Thank you very much for the feedback!
Cheers, Julian
Thank you Julian!
It'd be cool to see on the leaderboard how SEAL performs. Also, we should keep in mind that ROC-AUC is often an optimistic measure for link prediction. You can get 99.9% ROC-AUC while achieving only 10% Hits@50. The score really depends on how difficult the negative examples are. Just good to keep this in mind when we assess the ROC-AUC score.
@weihua916 thank you very much for your comment!
I am still waiting for the final SEAL results (with 10 runs), the algorithm is comparatively slow but we're getting there :slightly_smiling_face:
Thank you very much for bringing the decision of ROC-AUC score as an evaluation metric to our attention again, we're eager to look into all these topics with ogbl-vessel, and are curious what the community thinks and implements!
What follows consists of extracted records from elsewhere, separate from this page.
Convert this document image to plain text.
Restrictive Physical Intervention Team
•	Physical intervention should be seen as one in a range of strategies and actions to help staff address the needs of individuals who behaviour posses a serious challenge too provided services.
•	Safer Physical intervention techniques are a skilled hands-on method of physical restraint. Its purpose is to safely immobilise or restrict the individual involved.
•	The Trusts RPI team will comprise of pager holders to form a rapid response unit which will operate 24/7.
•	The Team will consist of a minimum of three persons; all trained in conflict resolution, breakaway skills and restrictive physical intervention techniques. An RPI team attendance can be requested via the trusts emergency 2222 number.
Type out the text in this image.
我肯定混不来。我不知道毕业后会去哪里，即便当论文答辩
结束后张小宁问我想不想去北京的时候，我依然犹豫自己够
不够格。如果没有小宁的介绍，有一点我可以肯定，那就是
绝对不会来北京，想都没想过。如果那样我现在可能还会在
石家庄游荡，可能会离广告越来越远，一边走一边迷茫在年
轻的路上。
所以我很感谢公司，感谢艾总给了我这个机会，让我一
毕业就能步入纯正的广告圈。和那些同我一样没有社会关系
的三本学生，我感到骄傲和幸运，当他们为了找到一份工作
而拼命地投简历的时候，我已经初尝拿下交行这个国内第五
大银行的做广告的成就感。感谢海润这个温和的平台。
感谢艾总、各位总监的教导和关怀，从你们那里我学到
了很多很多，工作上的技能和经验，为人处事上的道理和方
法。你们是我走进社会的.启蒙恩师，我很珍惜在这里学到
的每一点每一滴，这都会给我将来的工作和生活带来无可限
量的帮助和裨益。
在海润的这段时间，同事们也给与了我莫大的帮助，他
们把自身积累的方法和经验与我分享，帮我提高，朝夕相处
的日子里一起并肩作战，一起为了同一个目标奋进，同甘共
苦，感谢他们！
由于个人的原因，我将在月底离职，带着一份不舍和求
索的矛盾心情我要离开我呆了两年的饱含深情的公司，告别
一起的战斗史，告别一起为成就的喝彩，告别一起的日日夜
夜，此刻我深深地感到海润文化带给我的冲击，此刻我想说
@jqmcginnis Thanks for updating SEAL results!
I have a question about the train scores during training. I tried GCN without any tricks and reached (for several times, not always) 70% val/test ROC-AUC with ~35% train ROC-AUC. I also tried to implement GCN+NeighborSampler with DGL and can stably reach 73% val/test ROC-AUC with ~35% train ROC-AUC. I am very curious about whether SEAL reached 80% val/test ROC-AUC with <50% training ROC-AUC.
@skepsun happy to hear you are still working on this! :slightly_smiling_face:
Yes, SEAL_OGB is able to perform similarly well on the train set, e.g. this is the report after the first training epoch:
Command line input: python seal_link_pred_train.py --dataset ogbl-vessel --use_feature
SortPooling k is set to 10
100%|███████████████████████| 267295/267295 [1:49:55<00:00, 40.53it/s]
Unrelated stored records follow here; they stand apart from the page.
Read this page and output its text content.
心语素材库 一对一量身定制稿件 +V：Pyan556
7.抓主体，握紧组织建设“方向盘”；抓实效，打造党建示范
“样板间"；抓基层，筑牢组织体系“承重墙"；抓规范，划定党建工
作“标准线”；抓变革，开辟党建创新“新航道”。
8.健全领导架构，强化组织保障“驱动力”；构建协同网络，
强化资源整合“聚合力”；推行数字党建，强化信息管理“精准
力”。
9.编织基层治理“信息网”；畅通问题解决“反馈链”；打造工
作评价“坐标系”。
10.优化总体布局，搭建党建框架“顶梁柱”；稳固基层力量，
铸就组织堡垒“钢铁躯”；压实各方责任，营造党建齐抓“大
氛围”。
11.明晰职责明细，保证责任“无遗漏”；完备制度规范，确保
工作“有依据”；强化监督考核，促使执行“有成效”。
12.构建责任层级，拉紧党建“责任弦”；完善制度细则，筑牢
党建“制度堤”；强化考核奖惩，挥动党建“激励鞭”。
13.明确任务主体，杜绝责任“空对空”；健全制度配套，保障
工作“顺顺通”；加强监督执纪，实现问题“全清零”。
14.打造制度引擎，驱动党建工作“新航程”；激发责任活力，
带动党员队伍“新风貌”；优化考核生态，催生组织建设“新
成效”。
100%|███████████████████████| 267295/267295 [1:28:08<00:00, 50.54it/s]^B
100%|███████████████████████████| 33412/33412 [12:24<00:00, 44.89it/s]
100%|███████████████████████████| 33412/33412 [11:37<00:00, 47.91it/s]
Run: 01, Epoch: 01, Loss: 0.5186, Train: 80.76%, Valid: 80.82%, Test: 80.79%
The SEAL version on the SEAL_OGB master branch does not automatically compute the training scores, however, if you would like to run it yourself and also track the training process, feel free to use the custom implementation I've implemented, i.e. ogbl-vessel
branch in my fork which also calculates the training scores :slightly_smiling_face:
I've also noticed that the OGB leaderboard has received another submission ("SAGE+JKNet") which seems to achieve similar ROC-AUC scores, so I do think the simplicity of GCN and SAGE might be the problem.
Happy to hear your feedback!
https://github.com/snap-stanford/ogb/blob/f5534d99703ab549ae4f7279f2002c6cc79041dc/examples/linkproppred/vessel/gnn.py#L139
I found that the predictor is not set to
predictor.eval()
in the test function in gnn.py, which may result in the poor performance for GNN on this dataset. Ifpredictor.eval()
is added, even with hidden size 3, the test ROC-AUC of GCN may reach 70+%, although sometimes it is stuck at 50%.